# “Lebesgue-measurable” cardinals and real-closed fields

I understand the motivation behind measurable cardinals is to ask the question: "is there any set large enough to admit a non-trivial measure on all of its subsets?"

Hence, it's also worthwhile to ask the question "is there any real-closed field large enough to admit a non-trivial 'Lebesgue' measure on all of its subsets?" Here's one way to formulate this question precisely:

First, let $\Bbb R^*$ be our real-closed field, noting that it can be non-Archimedean.

Second, let's generalize our notion of "measure." Given some $\Bbb R^*$, let $\Bbb R^{**}$ be a strictly larger real-closed field. Then we will allow our measure on $\Bbb R^*$ to take values in $\Bbb R^{**}$.
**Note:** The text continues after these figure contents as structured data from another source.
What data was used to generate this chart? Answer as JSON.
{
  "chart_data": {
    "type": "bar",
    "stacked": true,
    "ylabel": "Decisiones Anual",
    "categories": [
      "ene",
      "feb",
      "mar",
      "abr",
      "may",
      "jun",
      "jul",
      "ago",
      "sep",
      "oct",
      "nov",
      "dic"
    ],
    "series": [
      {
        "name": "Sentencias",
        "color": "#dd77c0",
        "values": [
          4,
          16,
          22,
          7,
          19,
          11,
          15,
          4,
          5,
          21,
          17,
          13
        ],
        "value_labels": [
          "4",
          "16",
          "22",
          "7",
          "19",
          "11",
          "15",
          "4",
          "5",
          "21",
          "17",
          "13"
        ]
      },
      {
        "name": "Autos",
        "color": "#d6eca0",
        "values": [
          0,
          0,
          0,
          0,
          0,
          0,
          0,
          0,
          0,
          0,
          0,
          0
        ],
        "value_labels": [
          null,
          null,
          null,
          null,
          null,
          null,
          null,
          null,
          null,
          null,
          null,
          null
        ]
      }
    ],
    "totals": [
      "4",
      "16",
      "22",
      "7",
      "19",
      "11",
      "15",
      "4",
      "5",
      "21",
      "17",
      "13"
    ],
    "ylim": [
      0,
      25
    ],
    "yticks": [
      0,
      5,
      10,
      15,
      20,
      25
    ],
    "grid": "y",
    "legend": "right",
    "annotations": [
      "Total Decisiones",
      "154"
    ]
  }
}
Now, we want to find real-closed fields $\Bbb R^*$ and $\Bbb R^{**}$, and a function $\mu: 2^{\Bbb R^*} \to \Bbb R^{**}$ which obeys the following:

1. For all $S \subseteq \Bbb R^*$, $\mu(S) \geq 0$.
2. $\mu(\emptyset) = 0$.
3. Countable additivity of pairwise disjoint sets.
4. $\mu([0,1]^*) = 1^{**}$.
5. $\mu$ is a complete measure.
6. $\mu$ is translation-invariant.

Now, here are the questions:

1. Can this measure space exist?
2. If so, then what relationship does this measure space have with the concept of a measurable cardinal?
• Why the votes to close? I certainly have not come across any discussion of hyperreal numbers when reading about measurable cardinals, and I don't understand why this would be off-topic. – Mike Battaglia Sep 12 '15 at 23:14
• Regarding the new question, the countably additivity requirement is problematic for $\mathbb{R}^{**}$-valued measures, since the field itself does not have the LUB property, and so one cannot just take the limit of the finite partial sums. Thus, it will be difficult in this context to assign a value to many infinite sums. – Joel David Hamkins Sep 13 '15 at 8:18
• I thought that using the larger field would fix that problem. Can you give an example of what you mean? – Mike Battaglia Sep 13 '15 at 8:22
• In general, sums such as $\sum_n a_n$ do not necessarily make sense in these fields, even when $a_n\leq \frac1{2^n}$, say. So it isn't clear what you would mean by countable additivity, if you had disjoints sets of measure $a_n$. – Joel David Hamkins Sep 13 '15 at 8:29
• Yes, I see. Well, that's frustrating. Is there some other additivity property that is somehow analogous for larger real-closed fields? This whole thing started because I was wondering about surreal-valued metrics on the surreals, but now I'm a bit frustrated at how "clunky" ordinary measure theory seems to be when you try to generalize anything. – Mike Battaglia Sep 13 '15 at 8:36

You say that $\kappa$ admits a $[0,1]$-valued measure, but actually, it is a $\{0,1\}$-valued measure; every subset of $\kappa$ has measure $0$ or $1$. If I am understanding your suggestion, you intend to measure subsets of the hyperreal unit interval $[0,1]$, which has size $\kappa$, by using that measure. Thus, every subset will continue to have measure either $0$ or $1$, and such a measure is never translation invariant. For example, if we cut the interval in half, then one half will have measure $1$ and the other will have measure $0$.
• Yes, that is correct, using a 2-valued measure you can construct such measures. For example, give yourself $\omega$ many sets of size $\kappa$, and decree that the $n^{th}$ one has value $2^{-n}$, using the original 2-valued measure to measure subsets; now measure subsets of the disjoint union by adding up. – Joel David Hamkins Sep 12 '15 at 23:37
• Such a measure has the property, however, that there are sets of measure $\frac12$, such that all subsets of it have measure either $0$ or $\frac12$, and this will not be true of any translation invariant measure of the kind you seek. – Joel David Hamkins Sep 12 '15 at 23:39
This is NOT an answer but a question related to the original question. Take $R^*=R$, the usual reals, then $R^{**}$ is $R^*$, a non-Archimedean extension. By your 3 and 4, the measure of the whole of $R$ is a sum of infinitely many ($\omega$) values $1$. How this can be a value in $R^*$?